Le 31 octobre 2025 marque la dernière apparition publique du roi Mohammed VI sur le sol marocain. Ce jour-là, le souverain s’était adressé à la nation à la suite de l’adoption, par le Conseil de sécurité des Nations unies, d’une résolution soutenant le plan d’autonomie proposé par le Maroc. Depuis cette allocution, l’agenda officiel du monarque est resté quasiment vide, une absence prolongée qui suscite interrogations et inquiétudes, tant à l’intérieur du pays qu’à l’étranger.
Dans les semaines qui ont suivi cette prise de parole, quelques informations ont filtré sur ses déplacements, sans toutefois donner lieu à des images officielles. Selon plusieurs médias locaux, Mohammed VI aurait quitté le Maroc peu après pour se rendre aux Émirats arabes unis à bord de son avion privé. Aucune précision n’a cependant été communiquée sur la durée ni sur l’objet de ce séjour, alimentant les spéculations autour de son état et de son lieu de résidence.
Une absence remarquée lors d’événements majeurs
L’éloignement du roi s’est fait particulièrement sentir lors de plusieurs rendez-vous symboliques de premier plan. Parmi eux, le 50ᵉ anniversaire de la Marche Verte, événement majeur de l’histoire politique marocaine, ainsi que la cérémonie d’ouverture de la Coupe d’Afrique des nations de football, le 21 décembre dernier. À cette occasion, c’est le prince héritier Moulay Hassan, âgé de 22 ans, qui a représenté la monarchie, prenant le relais de son père sous les projecteurs.
Une pathologie sans gravité, selon le corps médical
La visibilité accrue du prince héritier intervient alors que la santé du roi est au centre des préoccupations. Face aux rumeurs persistantes, le médecin personnel de Mohammed VI a fini par publier un communiqué officiel. Selon ce bulletin médical, le souverain souffre d’une « lombo-sciatique mécanique associée à une contracture musculaire au niveau du bas du dos, accompagnée de douleurs lombaires et de spasmes musculaires ».
Le document précise que le roi doit observer un repos fonctionnel pour une durée indéterminée et suivre un traitement médical adapté. Les médecins se veulent néanmoins rassurants, soulignant l’absence de tout signe de gravité à ce stade.
Malgré ce message apaisant, la prolongation de l’absence royale continue d’alimenter l’attention médiatique et le débat public sur le fonctionnement de l’institution monarchique, d’autant que ces retraits de la scène publique sont devenus plus fréquents ces dernières années.
La réapparition de Lalla Salma et la discrétion médiatique
Ce contexte a été renforcé par un autre événement très commenté : la réapparition inattendue de Lalla Salma, ex-épouse du roi, lors d’un match de football opposant le Maroc à la Tanzanie au stade Moulay Abdallah de Rabat.
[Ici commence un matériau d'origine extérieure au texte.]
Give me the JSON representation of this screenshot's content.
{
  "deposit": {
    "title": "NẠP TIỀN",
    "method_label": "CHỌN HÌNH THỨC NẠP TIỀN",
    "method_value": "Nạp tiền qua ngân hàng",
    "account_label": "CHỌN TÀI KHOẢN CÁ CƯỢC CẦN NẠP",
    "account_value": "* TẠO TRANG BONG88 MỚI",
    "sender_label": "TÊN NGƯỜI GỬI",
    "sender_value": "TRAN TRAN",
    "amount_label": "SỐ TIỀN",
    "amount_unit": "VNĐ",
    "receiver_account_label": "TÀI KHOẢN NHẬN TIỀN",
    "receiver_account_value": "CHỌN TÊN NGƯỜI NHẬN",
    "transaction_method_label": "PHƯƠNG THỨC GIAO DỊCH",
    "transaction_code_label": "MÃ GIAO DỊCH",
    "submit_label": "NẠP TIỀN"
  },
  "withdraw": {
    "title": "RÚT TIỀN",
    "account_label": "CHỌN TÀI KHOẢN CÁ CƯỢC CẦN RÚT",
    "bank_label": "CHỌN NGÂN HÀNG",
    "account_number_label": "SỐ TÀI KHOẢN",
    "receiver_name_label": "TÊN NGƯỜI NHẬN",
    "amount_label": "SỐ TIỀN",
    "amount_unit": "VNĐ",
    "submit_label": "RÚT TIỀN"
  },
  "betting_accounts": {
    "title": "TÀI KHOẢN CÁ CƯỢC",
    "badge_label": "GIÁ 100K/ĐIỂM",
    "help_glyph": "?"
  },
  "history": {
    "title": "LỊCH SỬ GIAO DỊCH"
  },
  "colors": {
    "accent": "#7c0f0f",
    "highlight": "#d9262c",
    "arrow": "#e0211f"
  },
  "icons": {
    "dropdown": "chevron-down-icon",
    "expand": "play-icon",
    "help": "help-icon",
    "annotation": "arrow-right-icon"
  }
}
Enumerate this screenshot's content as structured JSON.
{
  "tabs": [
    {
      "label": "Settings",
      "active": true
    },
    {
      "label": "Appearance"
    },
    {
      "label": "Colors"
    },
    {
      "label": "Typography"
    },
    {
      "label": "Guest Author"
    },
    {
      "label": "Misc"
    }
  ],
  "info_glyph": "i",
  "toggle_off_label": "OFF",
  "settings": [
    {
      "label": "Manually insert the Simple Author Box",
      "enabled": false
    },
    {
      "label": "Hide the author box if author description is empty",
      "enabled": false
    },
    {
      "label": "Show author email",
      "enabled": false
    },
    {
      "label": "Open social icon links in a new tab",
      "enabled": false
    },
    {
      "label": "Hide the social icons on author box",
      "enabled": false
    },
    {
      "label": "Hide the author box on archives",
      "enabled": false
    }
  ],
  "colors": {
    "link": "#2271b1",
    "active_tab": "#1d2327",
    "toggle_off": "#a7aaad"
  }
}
Filmée depuis la tribune officielle par des spectateurs, elle y apparaissait encourageant l’équipe nationale aux côtés de ses enfants.
Si cette présence a rapidement fait la une de nombreux médias, plusieurs articles ont ensuite été supprimés ou remaniés, se transformant en simples comptes rendus sportifs ou recentrés exclusivement sur le prince héritier. Cette disparition progressive des informations a suscité de vives réactions dans le pays.
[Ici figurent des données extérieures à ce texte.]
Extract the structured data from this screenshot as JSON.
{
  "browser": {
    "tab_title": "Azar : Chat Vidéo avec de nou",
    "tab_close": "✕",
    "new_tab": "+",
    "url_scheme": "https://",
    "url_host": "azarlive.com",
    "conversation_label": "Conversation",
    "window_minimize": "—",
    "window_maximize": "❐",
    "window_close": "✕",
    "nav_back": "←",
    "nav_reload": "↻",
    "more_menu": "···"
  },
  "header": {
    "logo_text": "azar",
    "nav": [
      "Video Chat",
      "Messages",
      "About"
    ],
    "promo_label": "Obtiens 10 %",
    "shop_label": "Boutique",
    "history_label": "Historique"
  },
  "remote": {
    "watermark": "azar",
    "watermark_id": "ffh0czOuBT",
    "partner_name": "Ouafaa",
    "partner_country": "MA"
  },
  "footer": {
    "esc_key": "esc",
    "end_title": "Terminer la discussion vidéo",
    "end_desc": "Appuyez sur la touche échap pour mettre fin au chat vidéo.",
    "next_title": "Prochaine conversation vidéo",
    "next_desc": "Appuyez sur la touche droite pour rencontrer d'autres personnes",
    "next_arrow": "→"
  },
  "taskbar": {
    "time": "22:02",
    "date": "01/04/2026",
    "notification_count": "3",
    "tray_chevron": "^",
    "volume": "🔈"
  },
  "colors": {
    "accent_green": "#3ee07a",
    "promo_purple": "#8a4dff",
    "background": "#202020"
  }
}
Pour certains observateurs, il s’agirait de consignes émanant directement du Palais royal, visant à limiter l’exposition publique de Lalla Salma. Depuis la fin de son mariage avec Mohammed VI, son statut et sa situation restent entourés de mystère. Chaque apparition publique ravive ainsi l’intérêt médiatique, dans un climat marqué par l’absence prolongée du souverain et la montée en première ligne de son fils, Moulay Hassan.